In a comment on Bryan Caplan’s recent blog post titled “I Win My Climate Shock Bet,” November 9, 2021, better Daniel Reeves writes:

They [Wagner and Weitzman] do spend a lot of time in the book on the absurdity of the current fossil fuel subsidies, which I’m sure you also despise.

Reeves is right that they do spent a lot of time on it. What the authors don’t do, though, is tell the reader how their huge estimates were reached. They state on p. 22, “The world subsidizes fossil fuels at a rate of over $500 billion per year.” If you look at the notes at the back, you see a long discussion of this number on pp. 171-172. But the discussion doesn’t tell you how the number was reached. Instead, it gives a source. In the Bibliography, on p. 212, you can find the source and, fortunately, accompanying the source is a link.

I went to the link and started reading. What I noticed right away was that the authors, Clements et al, didn’t define a subsidy the way we normally define a subsidy. You can check that for yourself on pp. 5-8.

Here’s a highlight from pp. 5-6:

Consumer subsidies include two components: a pretax subsidy, if the price paid by firms and households is below supply and distribution costs, and a tax subsidy, if taxes are below their efficient level. Box 2.1 describes the calculation of these two components. Most economies impose consumption taxes to raise revenue to help finance public expenditures. Efficient taxation requires that all consumption, including that of energy products, be subject to this taxation. The efficient taxation of energy further requires corrective taxes to capture negative environmental and other externalities owing to energy use, such as global warming and local pollution.

In other words, failing to tax energy at the level that the authors think is needed to internalize the externalities that fossil fuels create amounts to subsidizing these fuels.

Clements et al could make a case for this. But there are two problems.

First, it’s classic question-begging. Clements et al take as given that fossil fuels should be stiffly taxed.
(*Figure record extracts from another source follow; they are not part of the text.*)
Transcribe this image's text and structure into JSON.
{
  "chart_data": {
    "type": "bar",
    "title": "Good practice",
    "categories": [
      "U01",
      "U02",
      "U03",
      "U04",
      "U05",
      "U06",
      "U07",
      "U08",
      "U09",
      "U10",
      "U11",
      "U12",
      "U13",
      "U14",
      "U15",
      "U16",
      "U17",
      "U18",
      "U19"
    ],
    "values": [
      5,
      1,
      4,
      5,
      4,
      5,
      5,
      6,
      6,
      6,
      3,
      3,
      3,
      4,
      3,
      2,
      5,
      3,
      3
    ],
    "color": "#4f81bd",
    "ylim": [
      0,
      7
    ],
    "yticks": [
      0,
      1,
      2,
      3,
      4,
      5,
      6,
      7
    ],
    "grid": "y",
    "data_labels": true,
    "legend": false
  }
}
But in the discussion between Caplan and Reeves, that’s one of the major items at issue.

Second, even if you think, as Scott Sumner does, that taxing carbon is low-hanging fruit, if you use the Wagner/Weitzman estimate to make your case, you’re misleading almost everyone. (I’m not saying that Scott is misleading everyone: he argues independent of the current level of subsidy.) Nowhere in Climate Shock could I find any hint that the authors count failure to tax as a subsidy. That’s not what most people mean and it’s not what 99 out of 100 readers would take way from Wagner’s and Weitzman’s discussion.